In deciding the issue, the District Court first delineated the two types of privacy rights – the right to secrecy and the right to seclusion.  The right to secrecy involves the right to prevent the disclosure of private information to third parties, while the right to seclusion involves the right to be left alone.  The Court noted that “a violation of secrecy privacy involves material being made known to third parties, but violation of seclusion does not.” (2017 WL 2405025 *3 citing ACS Sys., Inc. v. St. Paul Fire and Marine Ins. Co. (2007) 147 Cal.App.4th 137, 154.)  In ACS, the Court held that unsolicited advertisements sent via fax machine in violation of the TCPA were not covered under a policy’s personal and advertising injury coverage.  The Yahoo! Court agreed with the ACS Court in concluding that the personal and advertising injury coverage extends only to violations of “secrecy privacy,” not “seclusion privacy,”  because of the use of the word “publication” in the policy language.   The Court further bolstered this conclusion by noting that the offenses of libel and slander identified in the personal and advertising injury coverage require disclosure to third parties.  As the Court noted, “it is reasonable to infer that the disputed provision also provides coverage only when material is disclosed to third parties.”  (2017 WL 2405025 *5.)

As Yahoo! did not disclose the content of the text messages to anyone other than the recipients, the District Court held that the class actions did not trigger coverage under the personal and advertising injury coverage of National Union’s policies.

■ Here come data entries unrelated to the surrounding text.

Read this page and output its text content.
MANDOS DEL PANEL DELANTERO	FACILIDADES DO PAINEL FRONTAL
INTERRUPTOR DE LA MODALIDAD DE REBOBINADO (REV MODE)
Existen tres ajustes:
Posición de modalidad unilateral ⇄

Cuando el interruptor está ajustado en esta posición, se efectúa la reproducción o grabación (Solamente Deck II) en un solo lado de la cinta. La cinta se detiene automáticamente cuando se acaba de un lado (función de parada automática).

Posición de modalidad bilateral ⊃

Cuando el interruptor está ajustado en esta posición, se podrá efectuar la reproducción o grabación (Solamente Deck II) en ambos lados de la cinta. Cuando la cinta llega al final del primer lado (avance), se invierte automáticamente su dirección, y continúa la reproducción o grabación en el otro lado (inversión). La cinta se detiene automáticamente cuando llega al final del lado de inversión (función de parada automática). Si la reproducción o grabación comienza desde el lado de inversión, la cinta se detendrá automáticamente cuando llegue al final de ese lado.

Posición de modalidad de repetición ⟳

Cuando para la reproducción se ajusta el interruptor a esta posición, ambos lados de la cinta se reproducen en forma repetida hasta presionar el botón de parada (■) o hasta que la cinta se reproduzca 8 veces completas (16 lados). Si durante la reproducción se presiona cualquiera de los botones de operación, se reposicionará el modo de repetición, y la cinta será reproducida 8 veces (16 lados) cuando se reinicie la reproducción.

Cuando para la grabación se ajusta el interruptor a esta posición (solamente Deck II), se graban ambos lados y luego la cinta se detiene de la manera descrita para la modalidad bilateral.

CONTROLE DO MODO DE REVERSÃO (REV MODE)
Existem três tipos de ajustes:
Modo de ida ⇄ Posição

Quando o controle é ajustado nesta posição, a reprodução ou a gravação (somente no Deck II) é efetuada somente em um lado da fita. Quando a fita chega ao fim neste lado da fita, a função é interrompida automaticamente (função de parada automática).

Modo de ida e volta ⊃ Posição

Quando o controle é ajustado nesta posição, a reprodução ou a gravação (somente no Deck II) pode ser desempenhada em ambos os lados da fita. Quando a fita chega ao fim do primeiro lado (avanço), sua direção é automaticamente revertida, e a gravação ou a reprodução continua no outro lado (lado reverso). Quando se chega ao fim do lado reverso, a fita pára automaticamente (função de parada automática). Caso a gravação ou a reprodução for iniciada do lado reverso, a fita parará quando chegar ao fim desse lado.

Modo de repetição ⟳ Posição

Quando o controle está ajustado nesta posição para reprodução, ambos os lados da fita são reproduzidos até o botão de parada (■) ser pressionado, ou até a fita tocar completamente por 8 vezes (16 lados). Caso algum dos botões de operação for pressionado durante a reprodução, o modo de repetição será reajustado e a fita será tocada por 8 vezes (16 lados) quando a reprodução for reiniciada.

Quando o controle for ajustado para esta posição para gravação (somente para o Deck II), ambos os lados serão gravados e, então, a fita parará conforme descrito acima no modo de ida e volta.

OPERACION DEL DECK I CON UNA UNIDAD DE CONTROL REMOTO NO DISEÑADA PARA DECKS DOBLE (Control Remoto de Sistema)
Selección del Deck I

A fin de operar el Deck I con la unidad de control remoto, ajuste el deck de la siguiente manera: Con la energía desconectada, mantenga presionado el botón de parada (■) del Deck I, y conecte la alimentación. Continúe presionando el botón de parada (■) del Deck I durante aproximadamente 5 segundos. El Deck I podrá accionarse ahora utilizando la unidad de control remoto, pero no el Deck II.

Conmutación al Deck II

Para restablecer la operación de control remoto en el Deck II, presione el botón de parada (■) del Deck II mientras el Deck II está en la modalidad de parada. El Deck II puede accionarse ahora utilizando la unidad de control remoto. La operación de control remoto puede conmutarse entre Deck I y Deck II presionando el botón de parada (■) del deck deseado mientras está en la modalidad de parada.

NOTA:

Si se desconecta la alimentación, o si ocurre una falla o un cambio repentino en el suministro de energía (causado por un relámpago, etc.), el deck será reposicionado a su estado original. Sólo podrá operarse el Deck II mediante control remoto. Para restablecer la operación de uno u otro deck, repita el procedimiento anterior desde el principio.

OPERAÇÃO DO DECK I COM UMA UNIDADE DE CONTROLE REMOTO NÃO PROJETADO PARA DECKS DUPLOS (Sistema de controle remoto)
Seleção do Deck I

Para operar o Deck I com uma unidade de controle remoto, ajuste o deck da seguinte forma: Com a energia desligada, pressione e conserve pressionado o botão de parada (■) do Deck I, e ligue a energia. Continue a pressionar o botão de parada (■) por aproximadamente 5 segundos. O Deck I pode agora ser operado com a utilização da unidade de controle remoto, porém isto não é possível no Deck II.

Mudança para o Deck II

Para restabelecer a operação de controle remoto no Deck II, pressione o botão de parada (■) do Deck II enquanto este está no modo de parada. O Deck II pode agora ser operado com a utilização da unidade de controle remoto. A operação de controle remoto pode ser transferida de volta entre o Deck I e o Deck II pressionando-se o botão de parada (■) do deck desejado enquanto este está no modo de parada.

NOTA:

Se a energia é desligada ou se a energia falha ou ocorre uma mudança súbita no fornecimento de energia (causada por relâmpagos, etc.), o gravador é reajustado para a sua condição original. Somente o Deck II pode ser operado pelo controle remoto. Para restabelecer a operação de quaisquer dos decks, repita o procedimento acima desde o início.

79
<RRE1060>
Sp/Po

The Yahoo! Court expressly declined to adopt the reasoning of  multiple out-of-state decisions cited by Yahoo! that concluded that similar TCPA claims arising from unauthorized communications by telephone or fax are covered under the right of privacy offense under similarly worded personal and advertising injury language.

In general, those cases found potentially  covered personal injury by broadly  interpreting the “right of privacy” to apply to both the right to secrecy and the right to seclusion.   (See, Park University Enterprises, Inc. v. American Cas. Co. Of Reading, PA (10th Cir. 2006) 442 F.3d 1239, 1247 [finding coverage after applying the standard of a reasonable person in the position of the insured under Kansas law to hold that “privacy” includes the right to be left alone]; see also, Collective Brands, Inc. v. National Union Fire Ins. Co. of Pittsburgh, P.A. (D. Kan., Jan. 4, 2013, No. 11-4097-JTM) 2013 WL 66071 [applying Kansas law and the Park holding, and rejecting application of California and Washington law, to find TCPA claims were covered by personal and advertising injury coverage]; Valley Forge Ins. Co. v. Swiderski Electronics, Inc. (2006) 223 Ill.2d 352, 356 [applying the dictionary definition of the term “right of privacy,” which connotes both an interest in seclusion and an interest in the secrecy of personal information, to find TCPA claims covered]; Hooters of Augusta, Inc. v. American Global Ins. Co. (11th Cir. 2005) 157 Fed.Appx. 201, 206–07 [applying Georgia law of contract interpretation and using the ordinary meaning of “privacy” to include a broader layperson’s notion of privacy to find in favor of coverage]; Western Rim Inv. Advisors, Inc. v. Gulf Ins. Co. (N.D. Tex. 2003) 269 F.Supp.2d 836 [finding coverage after applying Texas law to distinguish the term “publication” as used in the context of the offense of defamation from the offense of invasion of privacy rights, which the Court held does not necessarily require publication to third parties].)  The Yahoo! Court distinguished those cases as applying different standards of interpretation than it was required to use under California law.

Although unpublished, the Yahoo! decision may be cited in both state and federal courts in California, along with the ACS decision.  These decision support arguments that there is no personal and advertising injury coverage for TCPA claims in California courts when there are no allegations of dissemination of information to third parties, but merely unwanted communications to the individual plaintiffs-recipients.

Contrary to the often undeserved publicity,  on this issue,  the law in California is developing favorably for insurers than in other jurisdictions across the country.